Je m’appelle Aurélie, j’ai 31 ans et si ma plus vieille amie ne m’avait pas forwardé un mail du matin après m’avoir écoutée me répandre pendant vingt minutes au téléphone, eh bien… Je ne pourrais sans doute plus me présenter en tant que maman épanouie-mais-crevée de deux petites filles très rapprochées.
Parce que j’aurais sans doute fini par céder à ce désir de fuite qui devenait de plus en plus intense, tellement la fatigue aspirait tout en moi : la joie, la patience, l’envie.
Je vivais à ce moment-là chaque jour comme un énorme fardeau.
Me lever me coûtait, me laver me coûtait, écouter ma fille me raconter qu’elle avait vu un ver de terre dans le jardin me coûtait, faire bonne figure quand on me demandait “alors, ça va la wonder mum avec tes deux coquines” me coûtait. Je roulais à 60 km/h sur l’autoroute avec un frein à main serré à fond. Énormément d’effort pour peu de résultat, et la mécanique qui chauffe.
Ce que j’ai ressenti à la lecture de ce premier mail du matin, premier d’une longue série, c’est assez indescriptible.
Ça semble même disproportionné et un peu flippant, raconté aujourd’hui. Je me suis sentie scrutée jusqu’au fond du fond, comprise complètement, et en même temps, ça ne s’arrêtait pas là : j’ai trouvé dans les mots d’Hélène le coup de pied au derrière qui me faisait comprendre que m’investir dans ma vie allait m’aider à l’aimer, plutôt que de fantasmer un ailleurs. Elle m’a aidée à réaliser que je n’étais pas à des milliers de kilomètres du bonheur, mais tout près, si je voulais bien me mettre en mouvement.
Alors cahin, caha, j’ai donné le premier tour de manivelle, le plus dur pour moi :
j’ai commencé à accorder pleinement vingt minutes à chacune de mes filles, sans avoir l’esprit ailleurs, sans m’évader dans mon fil insta, sans éplucher les carottes en même temps. C’était tout simple, ça semble évident, mais je ne le faisais jamais. J’étais dans la course pour le quotidien, et dans l’évasion mentale le reste du temps pour supporter. Pour moi, ça a marché.
J’ai repris goût à mes enfants (dit comme ça, ça semble horrible).
Et comme je prenais de plus en plus de plaisir à passer du temps avec elles, elles sont paradoxalement devenues beaucoup moins en demande le reste du temps. Je n’avais plus besoin de les pousser hors de la cuisine pour avoir cinq minutes de silence. Le jour où je me suis réjouie de les entendre babiller dans leur lit à la fin de leur sieste, j’ai su que j’avais passé un énorme cap.
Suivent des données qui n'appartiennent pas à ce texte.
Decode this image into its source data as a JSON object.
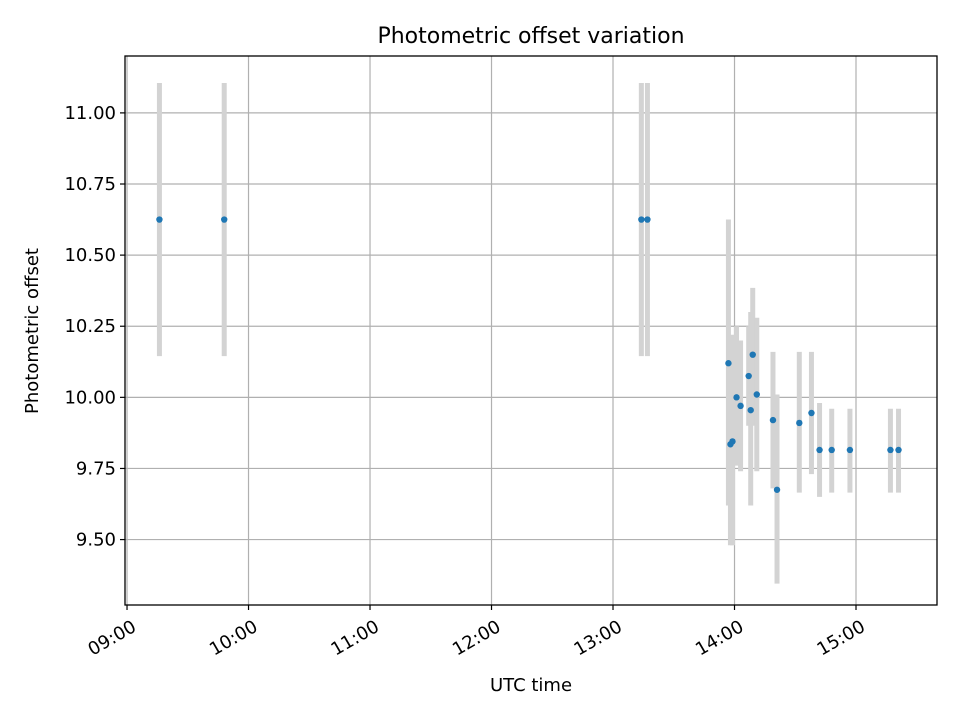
{
  "chart_data": {
    "type": "scatter",
    "title": "Photometric offset variation",
    "xlabel": "UTC time",
    "ylabel": "Photometric offset",
    "x_tick_labels": [
      "09:00",
      "10:00",
      "11:00",
      "12:00",
      "13:00",
      "14:00",
      "15:00"
    ],
    "y_tick_labels": [
      "9.50",
      "9.75",
      "10.00",
      "10.25",
      "10.50",
      "10.75",
      "11.00"
    ],
    "xlim": [
      "08:59",
      "15:40"
    ],
    "ylim": [
      9.27,
      11.2
    ],
    "grid": true,
    "colors": {
      "point": "#1f77b4",
      "errorbar": "#d3d3d3",
      "grid": "#b0b0b0"
    },
    "points": [
      {
        "x": "09:16",
        "y": 10.625,
        "yerr_low": 10.145,
        "yerr_high": 11.105
      },
      {
        "x": "09:48",
        "y": 10.625,
        "yerr_low": 10.145,
        "yerr_high": 11.105
      },
      {
        "x": "13:14",
        "y": 10.625,
        "yerr_low": 10.145,
        "yerr_high": 11.105
      },
      {
        "x": "13:17",
        "y": 10.625,
        "yerr_low": 10.145,
        "yerr_high": 11.105
      },
      {
        "x": "13:57",
        "y": 10.12,
        "yerr_low": 9.62,
        "yerr_high": 10.625
      },
      {
        "x": "13:58",
        "y": 9.835,
        "yerr_low": 9.48,
        "yerr_high": 10.2
      },
      {
        "x": "13:59",
        "y": 9.845,
        "yerr_low": 9.48,
        "yerr_high": 10.22
      },
      {
        "x": "14:01",
        "y": 10.0,
        "yerr_low": 9.76,
        "yerr_high": 10.25
      },
      {
        "x": "14:03",
        "y": 9.97,
        "yerr_low": 9.74,
        "yerr_high": 10.2
      },
      {
        "x": "14:07",
        "y": 10.075,
        "yerr_low": 9.9,
        "yerr_high": 10.25
      },
      {
        "x": "14:08",
        "y": 9.955,
        "yerr_low": 9.62,
        "yerr_high": 10.3
      },
      {
        "x": "14:09",
        "y": 10.15,
        "yerr_low": 9.9,
        "yerr_high": 10.385
      },
      {
        "x": "14:11",
        "y": 10.01,
        "yerr_low": 9.74,
        "yerr_high": 10.28
      },
      {
        "x": "14:19",
        "y": 9.92,
        "yerr_low": 9.68,
        "yerr_high": 10.16
      },
      {
        "x": "14:21",
        "y": 9.675,
        "yerr_low": 9.345,
        "yerr_high": 10.01
      },
      {
        "x": "14:32",
        "y": 9.91,
        "yerr_low": 9.665,
        "yerr_high": 10.16
      },
      {
        "x": "14:38",
        "y": 9.945,
        "yerr_low": 9.73,
        "yerr_high": 10.16
      },
      {
        "x": "14:42",
        "y": 9.815,
        "yerr_low": 9.65,
        "yerr_high": 9.98
      },
      {
        "x": "14:48",
        "y": 9.815,
        "yerr_low": 9.665,
        "yerr_high": 9.96
      },
      {
        "x": "14:57",
        "y": 9.815,
        "yerr_low": 9.665,
        "yerr_high": 9.96
      },
      {
        "x": "15:17",
        "y": 9.815,
        "yerr_low": 9.665,
        "yerr_high": 9.96
      },
      {
        "x": "15:21",
        "y": 9.815,
        "yerr_low": 9.665,
        "yerr_high": 9.96
      }
    ]
  }
}
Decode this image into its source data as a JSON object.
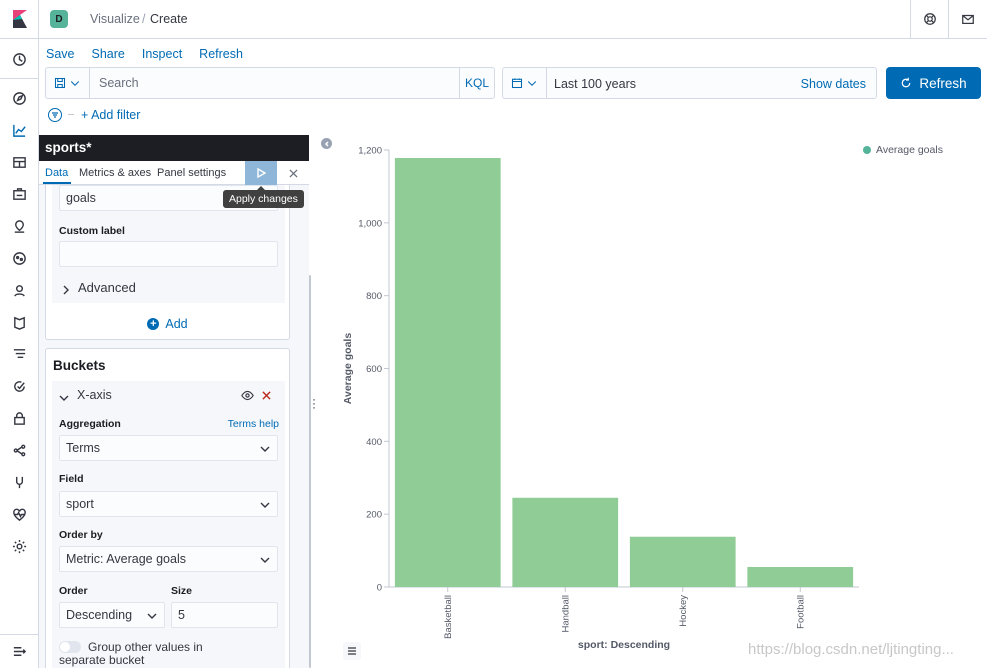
{
  "header": {
    "space_initial": "D",
    "breadcrumb_parent": "Visualize",
    "breadcrumb_separator": "/",
    "breadcrumb_current": "Create"
  },
  "top_menu": {
    "save": "Save",
    "share": "Share",
    "inspect": "Inspect",
    "refresh": "Refresh"
  },
  "query_bar": {
    "placeholder": "Search",
    "language": "KQL",
    "date_range": "Last 100 years",
    "show_dates": "Show dates",
    "refresh_button": "Refresh"
  },
  "filter_bar": {
    "add_filter": "+ Add filter"
  },
  "editor": {
    "index_pattern": "sports*",
    "tabs": [
      "Data",
      "Metrics & axes",
      "Panel settings"
    ],
    "tooltip": "Apply changes",
    "metric": {
      "field_value": "goals",
      "custom_label": "Custom label",
      "custom_label_value": "",
      "advanced": "Advanced",
      "add": "Add"
    },
    "buckets": {
      "title": "Buckets",
      "xaxis_title": "X-axis",
      "aggregation_label": "Aggregation",
      "aggregation_help": "Terms help",
      "aggregation_value": "Terms",
      "field_label": "Field",
      "field_value": "sport",
      "order_by_label": "Order by",
      "order_by_value": "Metric: Average goals",
      "order_label": "Order",
      "order_value": "Descending",
      "size_label": "Size",
      "size_value": "5",
      "group_other": "Group other values in separate bucket"
    }
  },
  "colors": {
    "accent": "#006bb4",
    "bar": "#90cd96",
    "legend_dot": "#54b399"
  },
  "chart_data": {
    "type": "bar",
    "categories": [
      "Basketball",
      "Handball",
      "Hockey",
      "Football"
    ],
    "values": [
      1178,
      245,
      138,
      55
    ],
    "ylabel": "Average goals",
    "xlabel": "sport: Descending",
    "ylim": [
      0,
      1200
    ],
    "yticks": [
      0,
      200,
      400,
      600,
      800,
      "1,000",
      "1,200"
    ],
    "ytick_values": [
      0,
      200,
      400,
      600,
      800,
      1000,
      1200
    ],
    "legend": [
      "Average goals"
    ],
    "legend_position": "top-right"
  },
  "watermark": "https://blog.csdn.net/ljtingting..."
}
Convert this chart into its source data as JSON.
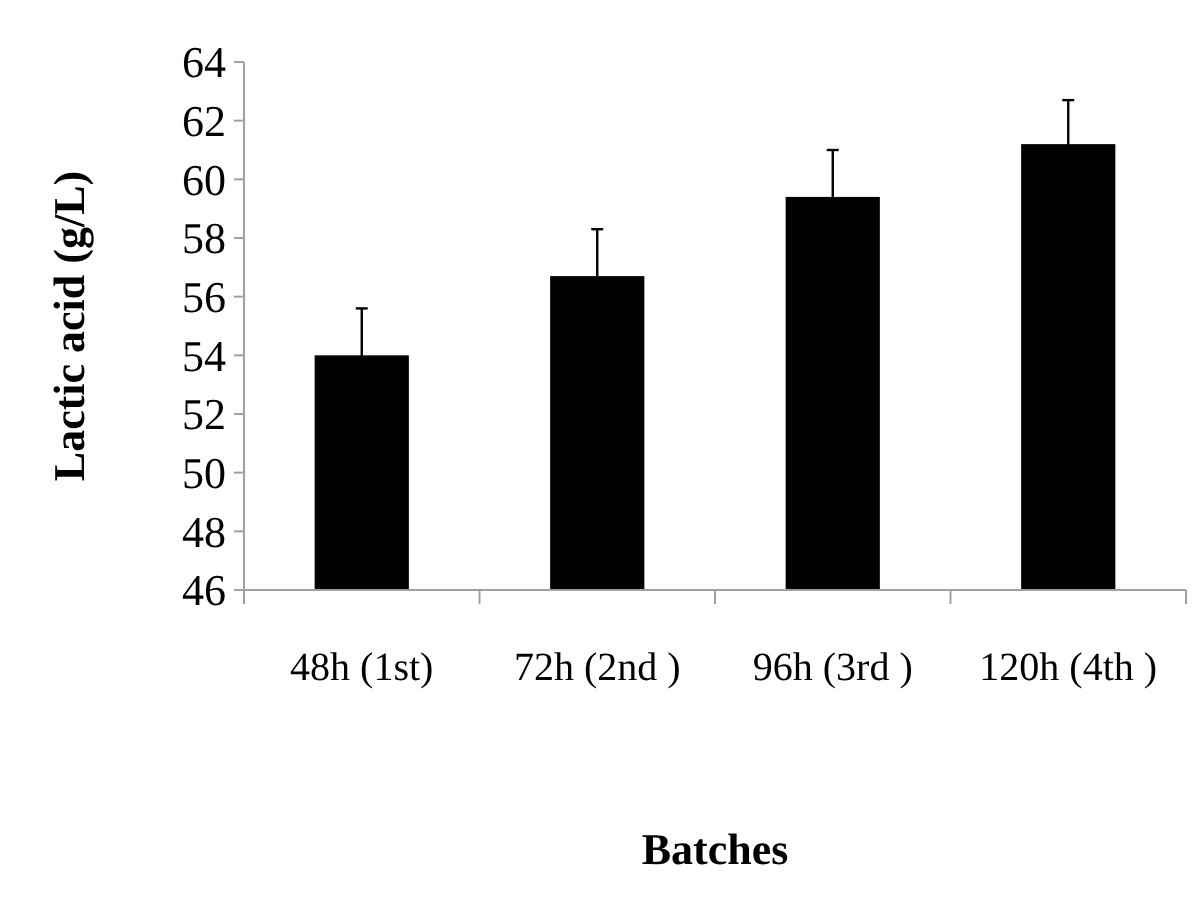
{
  "chart_data": {
    "type": "bar",
    "xlabel": "Batches",
    "ylabel": "Lactic acid (g/L)",
    "categories": [
      "48h (1st)",
      "72h (2nd )",
      "96h (3rd )",
      "120h (4th )"
    ],
    "values": [
      54.0,
      56.7,
      59.4,
      61.2
    ],
    "errors": [
      1.6,
      1.6,
      1.6,
      1.5
    ],
    "color": "#000000",
    "ylim": [
      46,
      64
    ],
    "yticks": [
      46,
      48,
      50,
      52,
      54,
      56,
      58,
      60,
      62,
      64
    ]
  }
}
Aujourd’hui, j’ai envie de partager au maximum autour de moi cette espèce de choc que j’ai reçu et qui a renversé complètement ma manière de vivre ma vie de famille. J’ai en tête deux amies : l’une qui a eu des jumeaux et cumule des travaux, un changement de ville, elle est au bout de sa vie… je suis pratiquement certaine que les mots d’Hélène lui feraient du bien et je vais lui offrir le livre d’Hélène. La deuxième amie est enceinte et je la vois avec un peu d’inquiétude planifier son accouchement en salle nature, son lit co-dodo, la diversification alimentaire à la demande (alors qu’elle n’a pas encore accouché). J’ai un peu peur que son souhait de tout prévoir lui prépare une chute un peu douloureuse, et j’ai envie de lui offrir le livre d’Hélène en cadeau de naissance, avec un petit mot “à ouvrir en cas de crise de larmes”.